CARACAS, Venezuela – For the first time in 17 years, Venezuela’s opposition has taken control over the Congress. The swearing in ceremony was carried out on Tuesday under heavy political confrontation, as it is customary at every major political event in this South American country. Venezuela is highly polarized and socialist leaders protested and accused the opposition of violating norms.

Former Secretary-General of the Democratic Action party Henry Ramos Allup was sworn in as the new Congress president, with Enrique Márquez and Simón Calzadilla as first and second vice-presidents, respectively.
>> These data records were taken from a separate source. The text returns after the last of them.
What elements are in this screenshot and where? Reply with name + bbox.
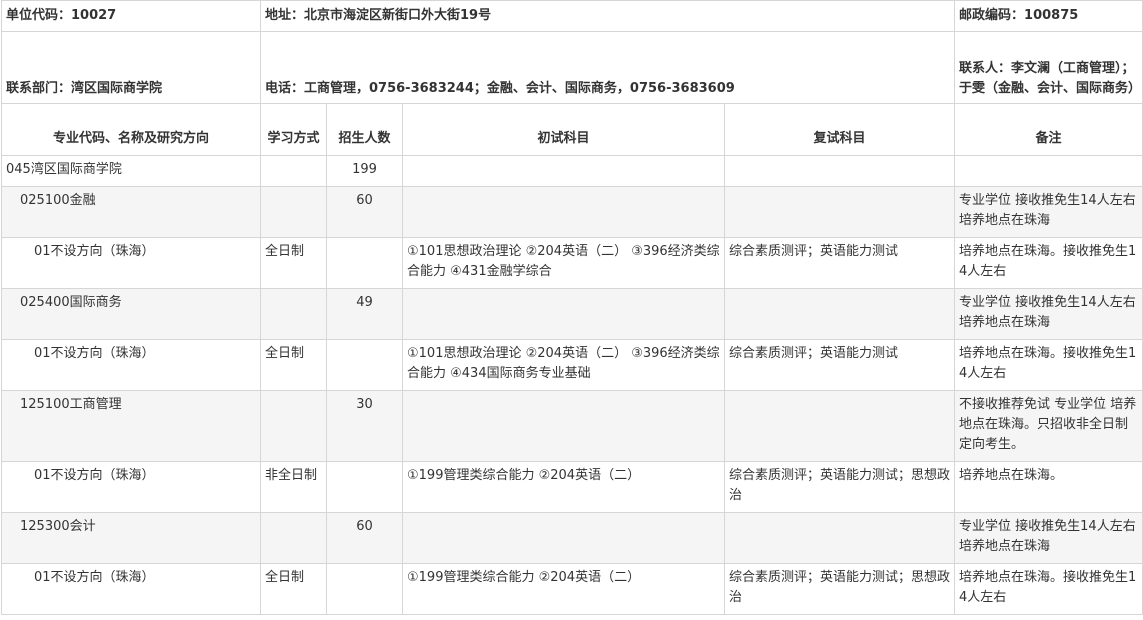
retest (723, 512, 956, 564)
header-quota: 招生人数 (326, 103, 403, 156)
retest: 综合素质测评；英语能力测试 (723, 339, 956, 391)
notes: 培养地点在珠海。接收推免生14人左右 (954, 237, 1143, 289)
quota (326, 461, 403, 513)
major-name: 01不设方向（珠海） (1, 237, 261, 289)
initial-exam: ①101思想政治理论 ②204英语（二） ③396经济类综合能力 ④434国际商… (402, 339, 725, 391)
table-row: 01不设方向（珠海） 全日制 ①199管理类综合能力 ②204英语（二） 综合素… (1, 563, 1143, 615)
header-retest: 复试科目 (723, 103, 956, 156)
retest (723, 288, 956, 340)
major-name: 01不设方向（珠海） (1, 461, 261, 513)
notes: 专业学位 接收推免生14人左右 培养地点在珠海 (954, 288, 1143, 340)
header-major: 专业代码、名称及研究方向 (1, 103, 261, 156)
table-row: 025100金融 60 专业学位 接收推免生14人左右 培养地点在珠海 (1, 186, 1143, 238)
quota (326, 237, 403, 289)
notes: 专业学位 接收推免生14人左右 培养地点在珠海 (954, 186, 1143, 238)
retest: 综合素质测评；英语能力测试；思想政治 (723, 461, 956, 513)
header-mode: 学习方式 (260, 103, 327, 156)
major-name: 045湾区国际商学院 (1, 155, 261, 187)
study-mode (260, 288, 327, 340)
major-name: 125100工商管理 (1, 390, 261, 462)
study-mode: 全日制 (260, 237, 327, 289)
table-row: 025400国际商务 49 专业学位 接收推免生14人左右 培养地点在珠海 (1, 288, 1143, 340)
major-name: 025400国际商务 (1, 288, 261, 340)
table-row: 01不设方向（珠海） 全日制 ①101思想政治理论 ②204英语（二） ③396… (1, 339, 1143, 391)
major-name: 01不设方向（珠海） (1, 339, 261, 391)
initial-exam: ①101思想政治理论 ②204英语（二） ③396经济类综合能力 ④431金融学… (402, 237, 725, 289)
notes (954, 155, 1143, 187)
major-name: 125300会计 (1, 512, 261, 564)
retest: 综合素质测评；英语能力测试；思想政治 (723, 563, 956, 615)
quota: 199 (326, 155, 403, 187)
table-row: 125300会计 60 专业学位 接收推免生14人左右 培养地点在珠海 (1, 512, 1143, 564)
header-notes: 备注 (954, 103, 1143, 156)
initial-exam (402, 512, 725, 564)
initial-exam (402, 155, 725, 187)
initial-exam: ①199管理类综合能力 ②204英语（二） (402, 461, 725, 513)
initial-exam (402, 390, 725, 462)
quota (326, 563, 403, 615)
quota: 49 (326, 288, 403, 340)
initial-exam: ①199管理类综合能力 ②204英语（二） (402, 563, 725, 615)
study-mode: 非全日制 (260, 461, 327, 513)
notes: 培养地点在珠海。 (954, 461, 1143, 513)
postcode: 邮政编码：100875 (954, 0, 1143, 32)
table-row: 125100工商管理 30 不接收推荐免试 专业学位 培养地点在珠海。只招收非全… (1, 390, 1143, 462)
notes: 培养地点在珠海。接收推免生14人左右 (954, 563, 1143, 615)
contact-department: 联系部门：湾区国际商学院 (1, 31, 261, 104)
notes: 培养地点在珠海。接收推免生14人左右 (954, 339, 1143, 391)
table-row: 01不设方向（珠海） 非全日制 ①199管理类综合能力 ②204英语（二） 综合… (1, 461, 1143, 513)
table-row: 01不设方向（珠海） 全日制 ①101思想政治理论 ②204英语（二） ③396… (1, 237, 1143, 289)
address: 地址：北京市海淀区新街口外大街19号 (259, 0, 956, 32)
initial-exam (402, 186, 725, 238)
quota: 60 (326, 186, 403, 238)
study-mode: 全日制 (260, 339, 327, 391)
unit-code: 单位代码：10027 (1, 0, 261, 32)
retest (723, 390, 956, 462)
major-name: 01不设方向（珠海） (1, 563, 261, 615)
phone: 电话：工商管理，0756-3683244；金融、会计、国际商务，0756-368… (259, 31, 956, 104)
retest: 综合素质测评；英语能力测试 (723, 237, 956, 289)
study-mode (260, 186, 327, 238)
quota: 30 (326, 390, 403, 462)
notes: 专业学位 接收推免生14人左右 培养地点在珠海 (954, 512, 1143, 564)
quota: 60 (326, 512, 403, 564)
enrollment-table: 单位代码：10027 地址：北京市海淀区新街口外大街19号 邮政编码：10087… (1, 0, 1143, 615)
table-row: 045湾区国际商学院 199 (1, 155, 1143, 187)
study-mode: 全日制 (260, 563, 327, 615)
contact-person: 联系人：李文澜（工商管理）；于雯（金融、会计、国际商务） (954, 31, 1143, 104)
initial-exam (402, 288, 725, 340)
study-mode (260, 512, 327, 564)
major-name: 025100金融 (1, 186, 261, 238)
study-mode (260, 155, 327, 187)
notes: 不接收推荐免试 专业学位 培养地点在珠海。只招收非全日制定向考生。 (954, 390, 1143, 462)
quota (326, 339, 403, 391)
retest (723, 155, 956, 187)
retest (723, 186, 956, 238)
header-initial-exam: 初试科目 (402, 103, 725, 156)
study-mode (260, 390, 327, 462)
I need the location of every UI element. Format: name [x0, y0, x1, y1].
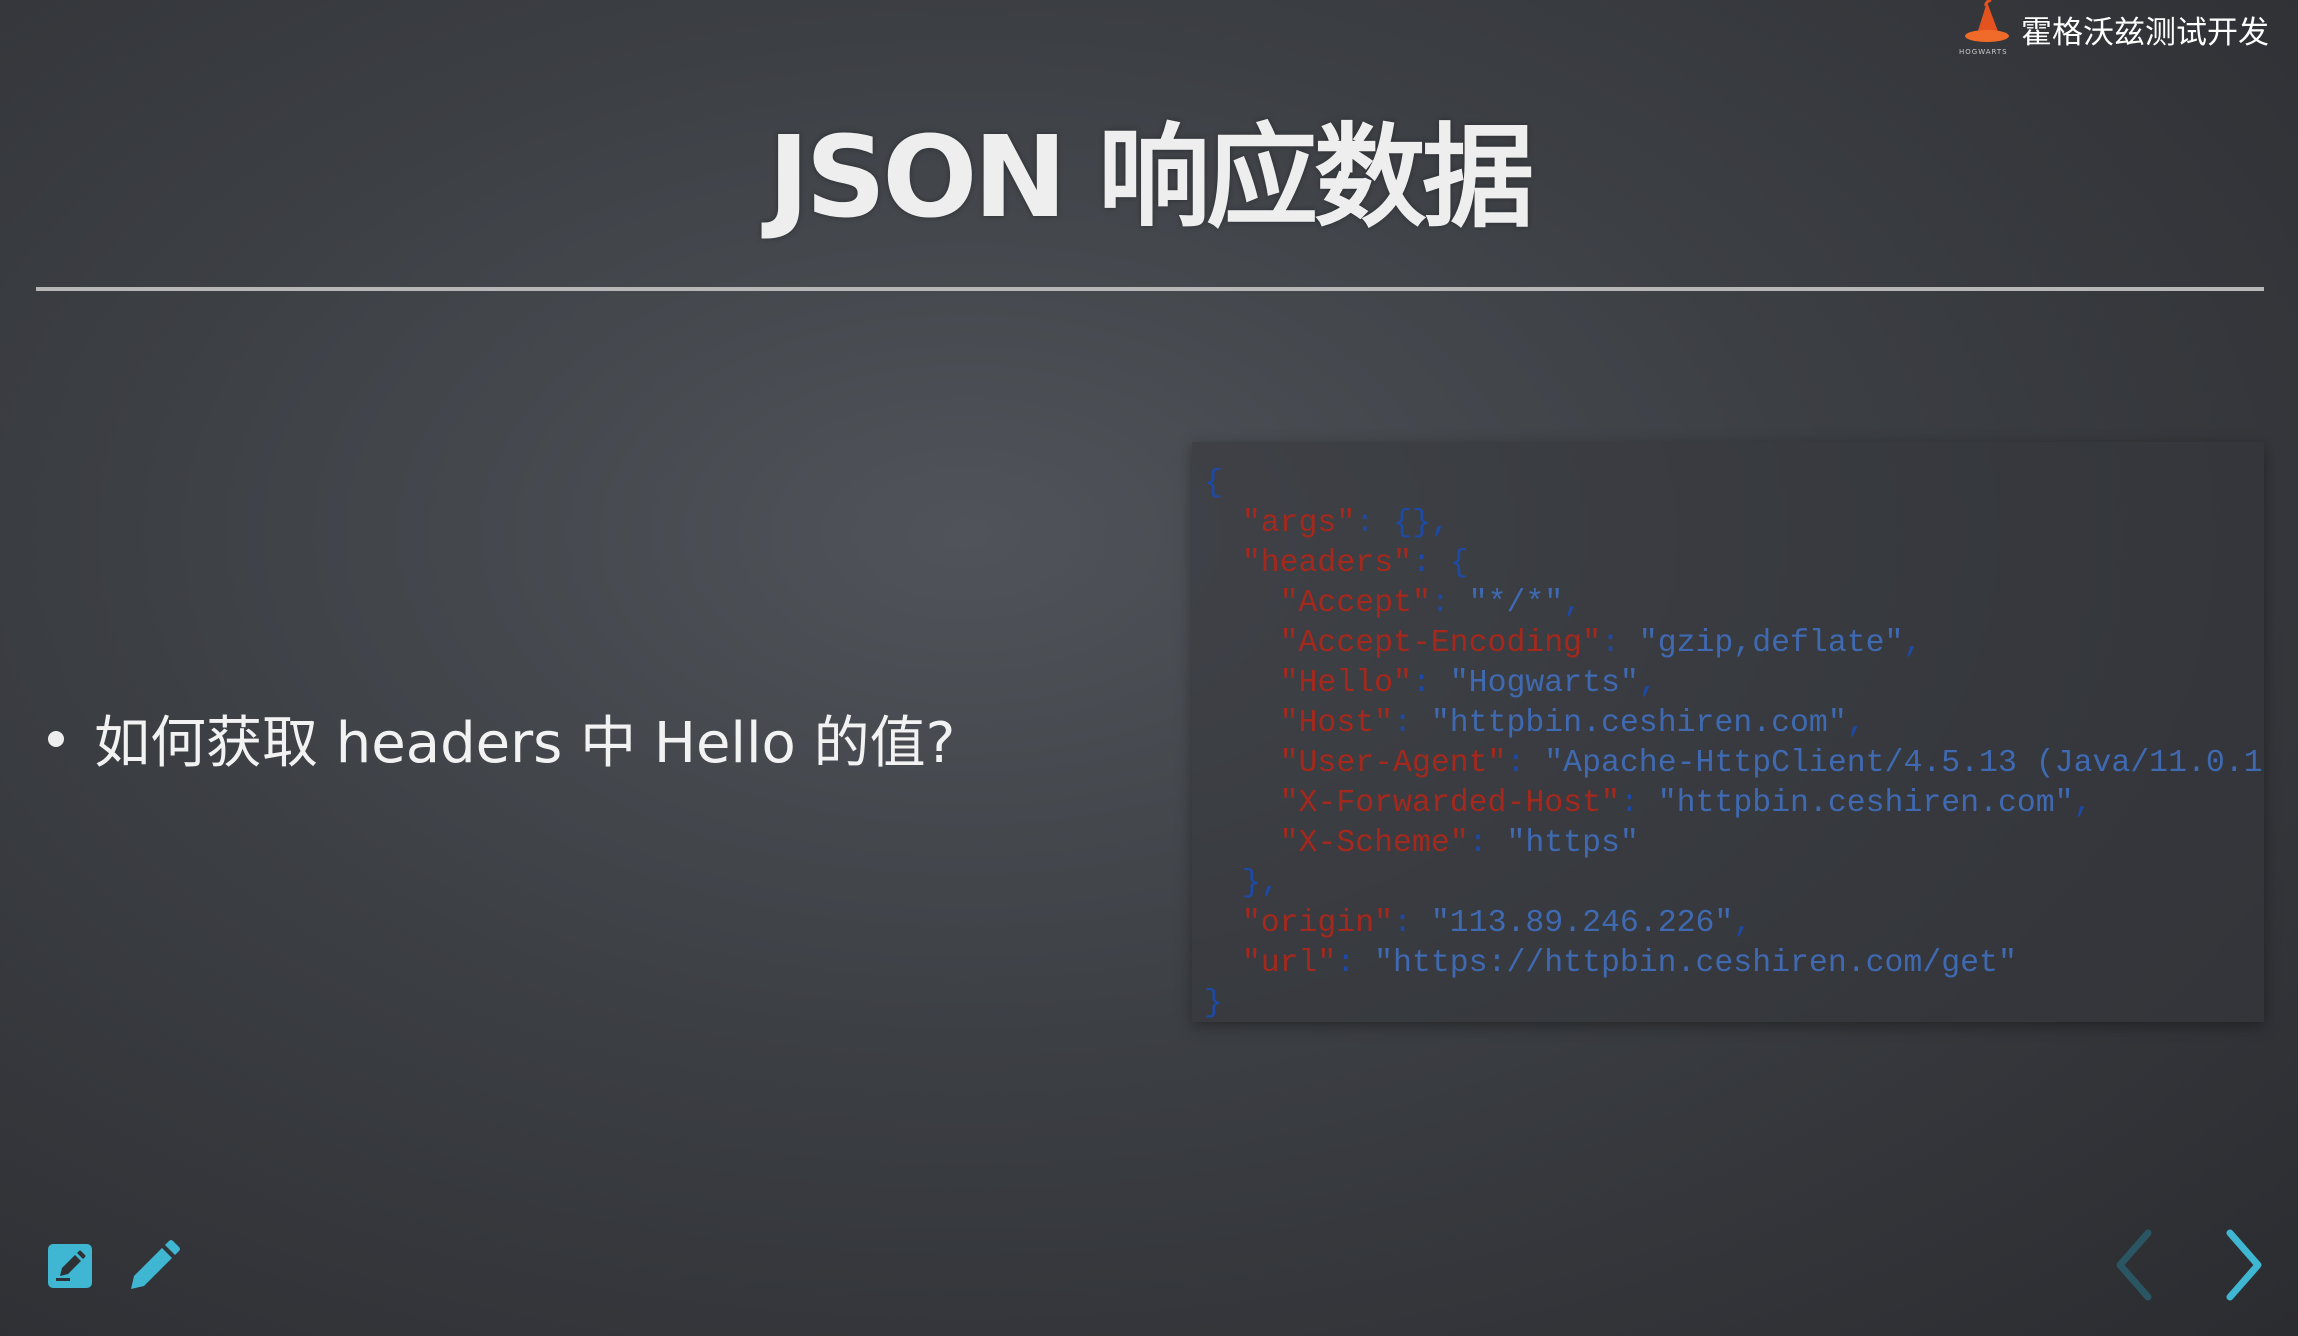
code-brace-open: {	[1204, 466, 1223, 501]
code-punct: :	[1600, 626, 1639, 661]
code-key-x-forwarded-host: "X-Forwarded-Host"	[1279, 786, 1620, 821]
bullet-list-item: 如何获取 headers 中 Hello 的值?	[48, 698, 955, 779]
code-punct: :	[1393, 906, 1431, 941]
code-punct: ,	[1846, 706, 1866, 741]
title-divider	[36, 287, 2264, 291]
code-punct: ,	[1733, 906, 1753, 941]
json-code-block: { "args": {}, "headers": { "Accept": "*/…	[1192, 442, 2264, 1022]
code-punct: :	[1336, 946, 1375, 981]
code-punct: :	[1411, 666, 1450, 701]
code-value-host: "httpbin.ceshiren.com"	[1430, 706, 1847, 741]
code-value-url: "https://httpbin.ceshiren.com/get"	[1374, 946, 2017, 981]
code-value-user-agent: "Apache-HttpClient/4.5.13 (Java/11.0.1	[1544, 746, 2263, 781]
speaker-notes-icon	[48, 1244, 92, 1288]
code-key-origin: "origin"	[1241, 906, 1394, 941]
code-value-x-scheme: "https"	[1506, 826, 1639, 861]
brand-name: 霍格沃兹测试开发	[2021, 14, 2269, 51]
code-punct: ,	[1903, 626, 1923, 661]
chevron-right-icon	[2226, 1229, 2262, 1301]
slide-title: JSON 响应数据	[767, 113, 1534, 243]
code-value-accept-encoding: "gzip,deflate"	[1638, 626, 1904, 661]
code-key-host: "Host"	[1279, 706, 1394, 741]
code-punct: :	[1468, 826, 1507, 861]
svg-text:HOGWARTS: HOGWARTS	[1959, 48, 2008, 56]
next-slide-button[interactable]	[2214, 1225, 2274, 1305]
code-key-x-scheme: "X-Scheme"	[1279, 826, 1469, 861]
speaker-notes-button[interactable]	[42, 1238, 98, 1294]
code-punct: :	[1430, 586, 1469, 621]
chevron-left-icon	[2116, 1229, 2152, 1301]
code-key-hello: "Hello"	[1279, 666, 1412, 701]
code-punct: : {	[1411, 546, 1469, 581]
code-punct: :	[1619, 786, 1658, 821]
code-brace-close: },	[1241, 866, 1280, 901]
code-punct: :	[1393, 706, 1431, 741]
pencil-icon	[131, 1240, 180, 1289]
code-value-x-forwarded-host: "httpbin.ceshiren.com"	[1657, 786, 2074, 821]
brand-logo: HOGWARTS 霍格沃兹测试开发	[1955, 0, 2298, 58]
code-punct: : {},	[1355, 506, 1450, 541]
json-code: { "args": {}, "headers": { "Accept": "*/…	[1192, 442, 2264, 1022]
code-key-user-agent: "User-Agent"	[1279, 746, 1507, 781]
code-value-accept: "*/*"	[1468, 586, 1564, 621]
code-punct: ,	[2073, 786, 2093, 821]
code-punct: ,	[1638, 666, 1658, 701]
bullet-dot	[48, 730, 64, 747]
code-key-url: "url"	[1241, 946, 1337, 981]
code-value-hello: "Hogwarts"	[1449, 666, 1639, 701]
prev-slide-button[interactable]	[2106, 1225, 2166, 1305]
bullet-text: 如何获取 headers 中 Hello 的值?	[94, 711, 956, 776]
code-key-accept: "Accept"	[1279, 586, 1431, 621]
code-punct: ,	[1563, 586, 1583, 621]
code-brace-close: }	[1204, 986, 1223, 1021]
pen-button[interactable]	[126, 1238, 182, 1294]
code-key-headers: "headers"	[1241, 546, 1412, 581]
code-key-accept-encoding: "Accept-Encoding"	[1279, 626, 1601, 661]
code-key-args: "args"	[1241, 506, 1356, 541]
wizard-hat-icon: HOGWARTS	[1955, 0, 2015, 58]
code-punct: :	[1506, 746, 1545, 781]
code-value-origin: "113.89.246.226"	[1430, 906, 1734, 941]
The MUD invited guests to the swearing in process, including family members of jailed opposition leader Leopoldo López and former lawmaker María Corina Machado, as well as Miranda state governor and former MUD presidential candidate Henrique Capriles.

The Venezuelan opposition took control of the government today in the swearing-in ceremony. The Chavistas left the Congress before the new president of the institution gave his speech.

The Democratic Unity Roundtable, known as the MUD, won 112 seats in the past parliamentary elections that took place on Dec. 3. Under Venezuelan law, that number means that the opposition won the two-thirds supermajority, which it will need to make major moves, such as firing top officials and calling for a revocatory referendum on Nicolás Maduro continuing as a president of the Bolivarian Republic.

However, the Supreme Court in late December ordered three opposition lawmakers to be temporarily suspended from taking their seats, after socialist leaders claimed that there had been voting irregularities. Maduro’s administration appointed over a dozen justices to the high court.

Tensions inside the assembly began when it was confirmed that the three MUD legislators would have to wait until investigations into the allegations are completed before they can take office, which could take two months. Until then, the opposition cannot make any major decision, since there is no supermajority with 109 lawmakers.

As the swearing in was still in process, 54 government legislators, including Maduro’s girlfriend Cilia Flores, stormed out of the National Assembly as a sign of protest. They argued that the “ultra-right-wing” was violating the assembly regulation over the right to speak.

Former assembly’s president Diosdado Cabello declared from outside the Congress building that they had left because they made a formal complaint that was ignored.

While the socialist party claims it will defend Hugo Chávez’s revolution, opposition lawmakers are promising to make major changes in all fields. They are giving Maduro a semester to take serious measures to slow the triple-digit inflation, estimated to be among the highest worldwide, by falling in line with their economic program, or face removal from office.

One of the MUD’s main points in the agenda is the amnesty warrant to dozens of jailed students and political leaders that have been confined to prison by the “Chavismo” because of their political point of view.

As a measure to stop corruption, the opposition is also aiming to use the National Assembly to hold investigative hearings and commissioning audits of government agencies.

Moreover, the MUD is pushing for the release of Central Bank data, which has not been published since December 2014. Opposition lawmakers started announcing that move since they won the past elections, but as a last-minute action Maduro approved on Dec. 30 the change of the law that rules over the Central Bank, just a day before his power to govern by decree expired.

The announcement became public on Monday Dec. 4 and means the bank is allowed to withhold any information it considers as a threat to national security or economic stability. Besides, the president will no longer need approval from the National Assembly to hire and fire directors of the organism.

The new law also enables the Central Bank to allocate money to the state, all without legislative approval. In March Maduro was granted the power to govern by decree when the Congress was still dominated by his supporters.